One of the most prominent “characters”, such as they are, in the book is philanthropist Richard Didsbury, who also provides the foreword. He’s clearly someone who Wilson puts his ideological lot behind, and quotes like, “Its owners don’t want anyone from their own whanau to ever have to walk through the door.” It’s not just that Wilson throws his lot behind him though, you can feel him quietly, persistently, boosting the philosophy that makes HomeGround so special. People don’t tend to write books about things they don’t believe in – although journalists might be the exception there, they’ve written many a pageturner about things they emphatically do not believe in – but I can’t say that I’ve read a writer who believes as much in their subject as Wilson.

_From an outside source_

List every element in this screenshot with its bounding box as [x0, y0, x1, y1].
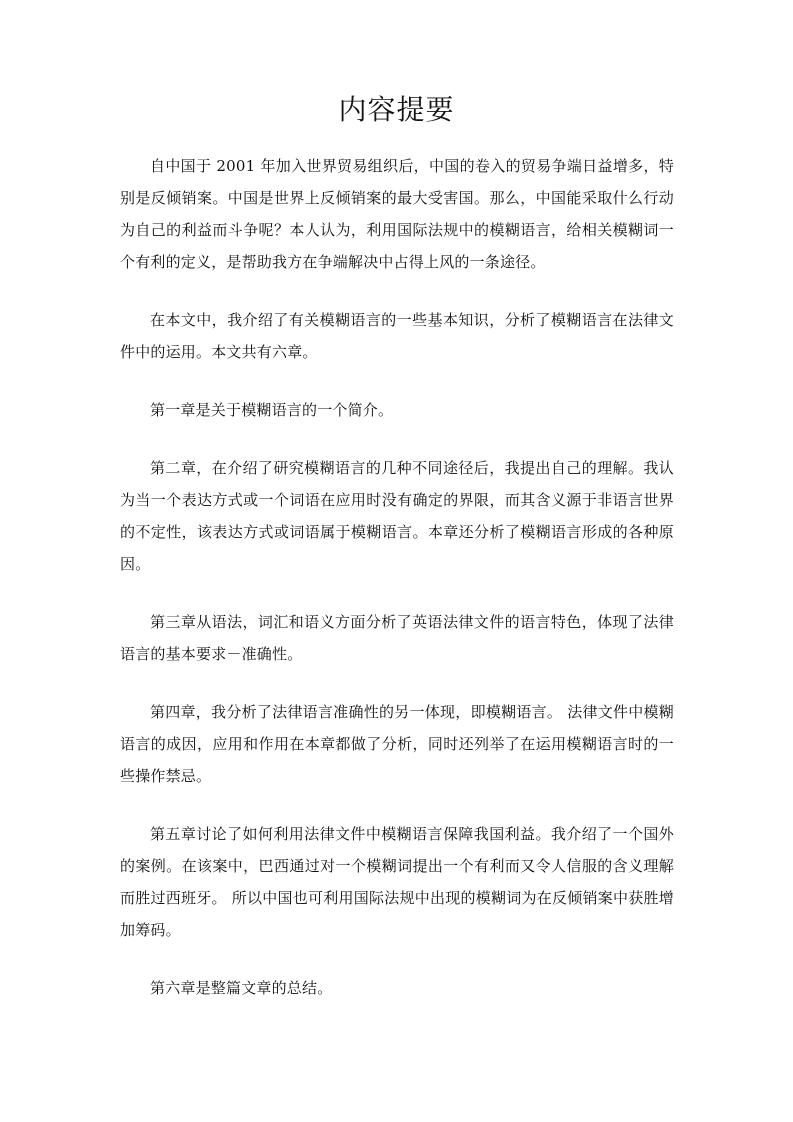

Kindness has become sort of a dirty word. It’s hard to say it, or even type it, and not think of Jacinda Ardern’s earnest, perhaps slightly gormless, call for kindness and how it has been twisted, bent and thrown back like an unwanted toy. There are times when Wilson’s storytelling around HomeGround threatens to dip into generic kindness, but he never does. He sticks to the story: HomeGround happened not because of people entreating to people’s kindness, but to their humanity. Recognise the humanity in people, their need to be recognised as such, and watch us all flourish as a result.
The reality is that many of the people who need HomeGround most probably won’t read this book. It’s got a $65 pricetag, and I felt wary even putting it in my tote bag to take home to review. It feels untouchable and yet somehow, the exact opposite of its subject: a vital, welcoming thing. It would be easy to write it off as just an architecture book with uncommonly good writing and gorgeous photography. And don’t get me wrong, it is that. But it’s also a blueprint, a challenge: this can be done. It was done once, and it can be done again. It takes a writer of Simon Wilson’s skill, and passion, to make it seem so obvious.
HomeGround: The Story of a Building that Changes Lives by Simon Wilson with photographs by Mark Smith (Massey University Press, $65) is available from Unity Books Auckland and Wellington.